# Over ripe grapes?



## Adame (Aug 25, 2013)

What are the disadvantages of letting your grapes get to ripe?


----------



## Deezil (Aug 26, 2013)

They lose acidity, which alters the flavor of the grape and pushes the winemaker into adding acids to help the finished product find some kind of balance.. But that balance can be hard to find because alongside losing the acidity, over-ripe grapes also contain more sugars which ends in a higher alcohol level..

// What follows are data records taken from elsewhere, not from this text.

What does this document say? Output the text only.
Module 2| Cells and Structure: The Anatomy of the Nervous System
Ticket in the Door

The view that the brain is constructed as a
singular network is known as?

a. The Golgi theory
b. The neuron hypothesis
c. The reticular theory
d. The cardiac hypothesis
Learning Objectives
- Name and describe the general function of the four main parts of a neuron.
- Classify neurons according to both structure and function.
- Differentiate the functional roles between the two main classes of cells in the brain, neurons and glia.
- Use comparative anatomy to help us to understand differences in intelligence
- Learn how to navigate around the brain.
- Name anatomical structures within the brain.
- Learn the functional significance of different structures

High alcohol, low acidity - and the winemaker strives for balance.
Not a very helpful start.

Then theres the actual flavor differences, even after balancing
It's just not the same


----------



## mmadmikes1 (Aug 26, 2013)

That and mold tastes like crap


----------



## Deezil (Aug 27, 2013)

mmadmikes1 said:


> That and mold tastes like crap





Nice to see ya, Mike


----------



## Adame (Aug 28, 2013)

What if you are growing hybrid grapes that are high in acid and low on sugar. Lacrosse, Foch, Catawba,


----------



## ibglowin (Aug 28, 2013)

Sometimes they need some serious manipulation to bring down the acid. Blending with another grape lower in acid is also a good idea.


----------



## spaniel (Aug 29, 2013)

Adame said:


> What if you are growing hybrid grapes that are high in acid and low on sugar. Lacrosse, Foch, Catawba,



Let them hang as long as you can. I took down my Foch last weekend, 21 Brix and pH 3.3. Perfectly manageable with a MLF.


----------



## Adame (Aug 30, 2013)

Foch 3.2 ph 1-1.1 TA. Lacrosse 3.2-3.4 ph 1.1 TA. Current levels. Still hanging.


----------